Given an input string (s) and a pattern (p), implement regular expression matching with support for '.' and '*'.    

'.' Matches any single character. '*' Matches zero or more of the preceding element.

The matching should cover the entire input string (not partial).

Note:

  • s could be empty and contains only lowercase letters a-z.
  • p could be empty and contains only lowercase letters a-z, and characters like . or *.
Example 1:

Input:
s = "aa"
p = "a"
Output: false
Explanation: "a" does not match the entire string "aa".
Example 2:

Input:
s = "aa"
p = "a*"
Output: true
Explanation: '*' means zero or more of the preceding element, 'a'. Therefore, by repeating 'a' once, it becomes "aa".
Example 3:

Input:
s = "ab"
p = ".*"
Output: true
Explanation: ".*" means "zero or more (*) of any character (.)".
Example 4:

Input:
s = "aab"
p = "c*a*b"
Output: true
Explanation: c can be repeated 0 times, a can be repeated 1 time.

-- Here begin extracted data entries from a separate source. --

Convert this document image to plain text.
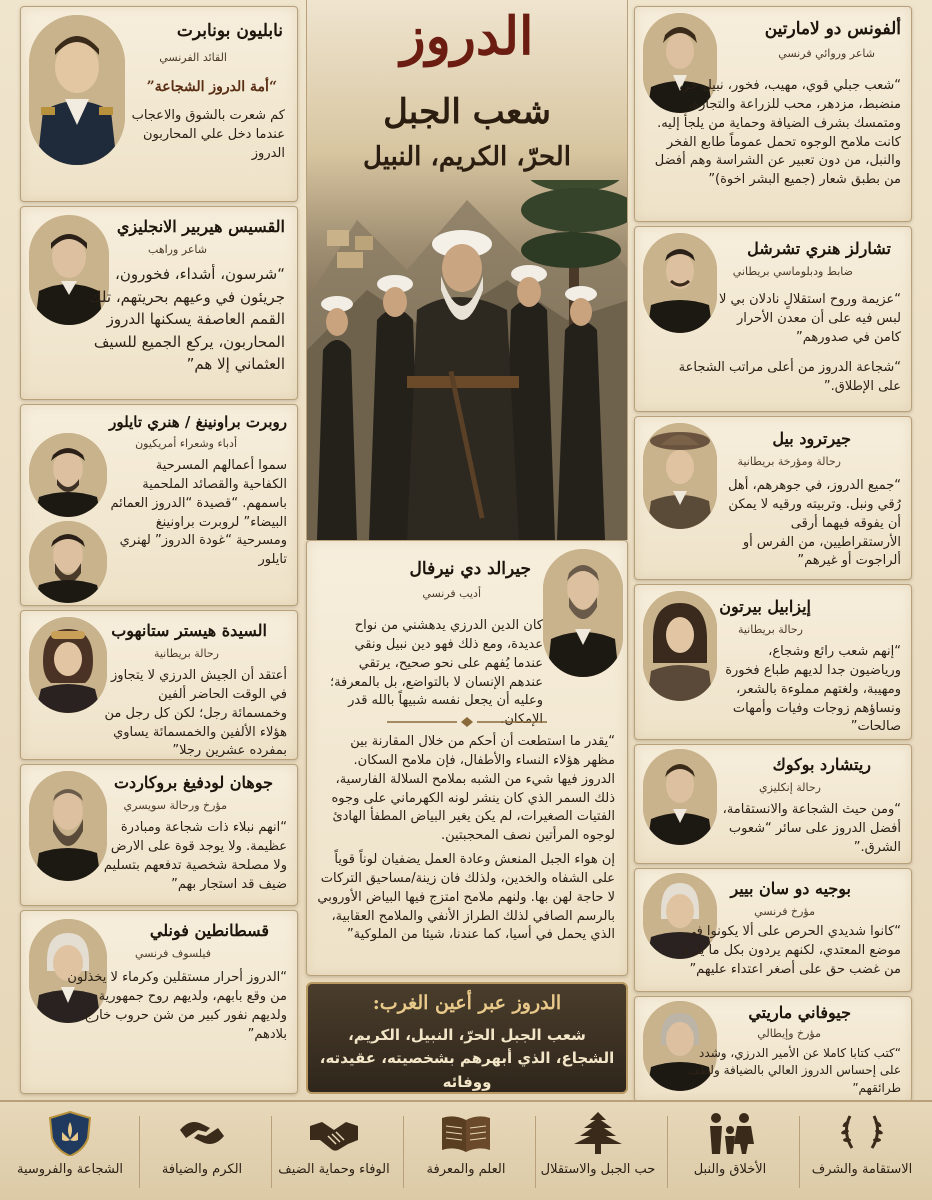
نابليون بونابرت
القائد الفرنسي
“أمة الدروز الشجاعة”
كم شعرت بالشوق والاعجاب عندما دخل علي المحاربون الدروز
القسيس هيربير الانجليزي
شاعر وراهب
“شرسون، أشداء، فخورون، جريئون في وعيهم بحريتهم، تلك القمم العاصفة يسكنها الدروز المحاربون، يركع الجميع للسيف العثماني إلا هم”
روبرت براونينغ / هنري تايلور
أدباء وشعراء أمريكيون
سموا أعمالهم المسرحية الكفاحية والقصائد الملحمية باسمهم. “قصيدة “الدروز العمائم البيضاء” لروبرت براونينغ ومسرحية “غودة الدروز” لهنري تايلور
السيدة هيستر ستانهوب
رحالة بريطانية
أعتقد أن الجيش الدرزي لا يتجاوز في الوقت الحاضر ألفين وخمسمائة رجل؛ لكن كل رجل من هؤلاء الألفين والخمسمائة يساوي بمفرده عشرين رجلا”
جوهان لودفيغ بروكاردت
مؤرخ ورحالة سويسري
“انهم نبلاء ذات شجاعة ومبادرة عظيمة. ولا يوجد قوة على الارض ولا مصلحة شخصية تدفعهم بتسليم ضيف قد استجار بهم”
قسطانطين فونلي
فيلسوف فرنسي
“الدروز أحرار مستقلين وكرماء لا يخذلون من وقع بابهم، ولديهم روح جمهورية ولديهم نفور كبير من شن حروب خارج بلادهم”
ألفونس دو لامارتين
شاعر وروائي فرنسي
“شعب جبلي قوي، مهيب، فخور، نبيل جر، منضبط، مزدهر، محب للزراعة والتجارة، ومتمسك بشرف الضيافة وحماية من يلجأ إليه. كانت ملامح الوجوه تحمل عموماً طابع الفخر والنبل، من دون تعبير عن الشراسة وهم أفضل من بطبق شعار (جميع البشر اخوة)”
تشارلز هنري تشرشل
ضابط ودبلوماسي بريطاني
“عزيمة وروح استقلالٍ نادلان بي لا لبس فيه على أن معدن الأحرار كامن في صدورهم”
“شجاعة الدروز من أعلى مراتب الشجاعة على الإطلاق.”
جيرترود بيل
رحالة ومؤرخة بريطانية
“جميع الدروز، في جوهرهم، أهل رُقي ونبل. وتربيته ورقيه لا يمكن أن يفوقه فيهما أرقى الأرستقراطيين، من الفرس أو ألراجوت أو غيرهم”
إيزابيل بيرتون
رحالة بريطانية
“إنهم شعب رائع وشجاع، ورياضيون جدا لديهم طباع فخورة ومهيبة، ولغتهم مملوءة بالشعر، ونساؤهم زوجات وفيات وأمهات صالحات”
ريتشارد بوكوك
رحالة إنكليزي
“ومن حيث الشجاعة والانستقامة، أفضل الدروز على سائر “شعوب الشرق.”
بوجيه دو سان بيير
مؤرخ فرنسي
“كانوا شديدي الحرص على ألا يكونوا في موضع المعتدي، لكنهم يردون بكل ما يلزم من غضب حق على أصغر اعتداء عليهم”
جيوفاني ماريتي
مؤرخ وإيطالي
“كتب كتابا كاملا عن الأمير الدرزي، وشدد على إحساس الدروز العالي بالضيافة ولطف طرائقهم”
الدروز
شعب الجبل
الحرّ، الكريم، النبيل
جيرالد دي نيرفال
أديب فرنسي
كان الدين الدرزي يدهشني من نواح عديدة، ومع ذلك فهو دين نبيل ونقي عندما يُفهم على نحو صحيح، يرتقي عندهم الإنسان لا بالتواضع، بل بالمعرفة؛ وعليه أن يجعل نفسه شبيهاً بالله قدر الإمكان.
“يقدر ما استطعت أن أحكم من خلال المقارنة بين مظهر هؤلاء النساء والأطفال، فإن ملامح السكان. الدروز فيها شيء من الشبه بملامح السلالة الفارسية، ذلك السمر الذي كان ينشر لونه الكهرماني على وجوه الفتيات الصغيرات، لم يكن يغير البياض المطفأ الهادئ لوجوه المرأتين نصف المحجبتين.
إن هواء الجبل المنعش وعادة العمل يضفيان لوناً قوياً على الشفاه والخدين، ولذلك فان زينة/مساحيق التركات لا حاجة لهن بها. ولنهم ملامح امتزج فيها البياض الأوروبي بالرسم الصافي لذلك الطراز الأنفي والملامح العقابية، الذي يحمل في أسيا، كما عندنا، شيئا من الملوكية”
الدروز عبر أعين الغرب:
شعب الجبل الحرّ، النبيل، الكريم، الشجاع، الذي أبهرهم بشخصيته، عقيدته، ووفائه
الاستقامة والشرف
الأخلاق والنبل
حب الجبل والاستقلال
العلم والمعرفة
الوفاء وحماية الضيف
الكرم والضيافة
الشجاعة والفروسية
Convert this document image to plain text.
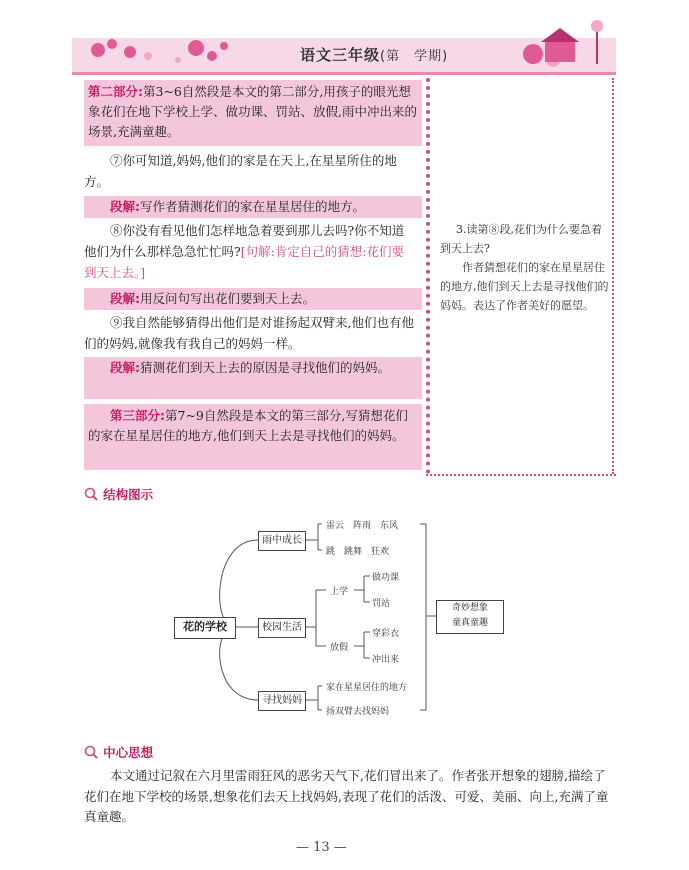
语文三年级(第　学期)
3.读第⑧段,花们为什么要急着到天上去?
作者猜想花们的家在星星居住的地方,他们到天上去是寻找他们的妈妈。表达了作者美好的愿望。
第二部分:第3~6自然段是本文的第二部分,用孩子的眼光想象花们在地下学校上学、做功课、罚站、放假,雨中冲出来的场景,充满童趣。
⑦你可知道,妈妈,他们的家是在天上,在星星所住的地方。
段解:写作者猜测花们的家在星星居住的地方。
⑧你没有看见他们怎样地急着要到那儿去吗?你不知道他们为什么那样急急忙忙吗?[句解:肯定自己的猜想:花们要到天上去。]
段解:用反问句写出花们要到天上去。
⑨我自然能够猜得出他们是对谁扬起双臂来,他们也有他们的妈妈,就像我有我自己的妈妈一样。
段解:猜测花们到天上去的原因是寻找他们的妈妈。
第三部分:第7~9自然段是本文的第三部分,写猜想花们的家在星星居住的地方,他们到天上去是寻找他们的妈妈。
结构图示
花的学校
雨中成长
校园生活
寻找妈妈
雷云　阵雨　东风
跳　跳舞　狂欢
上学
放假
做功课
罚站
穿彩衣
冲出来
家在星星居住的地方
扬双臂去找妈妈
奇妙想象
童真童趣
中心思想
本文通过记叙在六月里雷雨狂风的恶劣天气下,花们冒出来了。作者张开想象的翅膀,描绘了花们在地下学校的场景,想象花们去天上找妈妈,表现了花们的活泼、可爱、美丽、向上,充满了童真童趣。
— 13 —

Therefore, it matches "aab".
Example 5:

Input:
s = "mississippi"
p = "mis*is*p*."
Output: false

Solution:

func isMatch2(s string, p string) bool {
    if len(p) == 0 {
        return len(s) == 0
    }
    first_match := (len(s) != 0) && (p[0] == s[0] || p[0] == '.' )
    if len(p) >= 2 && p[1] == '*' {
        return isMatch(s,Slice(p,2))  || (first_match && isMatch(Slice(s,1), p))
    } else {
        return first_match && isMatch( Slice(s,1), Slice(p,1))
    }
}

func Slice(s string, index int) string {
    if len(s) > index {
        return s[index:]
    }else {
        return ""
    }
}

func isMatch(s string, p string) bool {
    lenS := len(s)
    lenP := len(p)
    
    dp := make([][]bool, lenS+1)
    for i:= 0; i <= lenS; i++ {
        dp[i] = make([]bool,lenP+1)
    }
    dp[0][0] = true
    for i:=0; i < lenP; i++ {
        if p[i] == '*'&& dp[0][i-1] {   //! important
            dp[0][i+1] = true
        }
    }
    for i:=0; i < len(s); i++ {
        for j:=0; j < len(p); j++ {
            switch {
                case p[j] == '.':
                    dp[i+1][j+1] = dp[i][j]
                    continue
                case p[j] == s[i]:
                    dp[i+1][j+1] = dp[i][j]
                    continue
                case p[j] == '*':
                if p[j-1] != s[i] && p[j-1] != '.' {
                    dp[i+1][j+1] = dp[i+1][j-1]
                } else {
                    dp[i+1][j+1] = dp[i+1][j] || dp[i][j+1] || dp[i+1][j-1]
                }
            }
        }
    }
    
    return dp[lenS][lenP]
    
}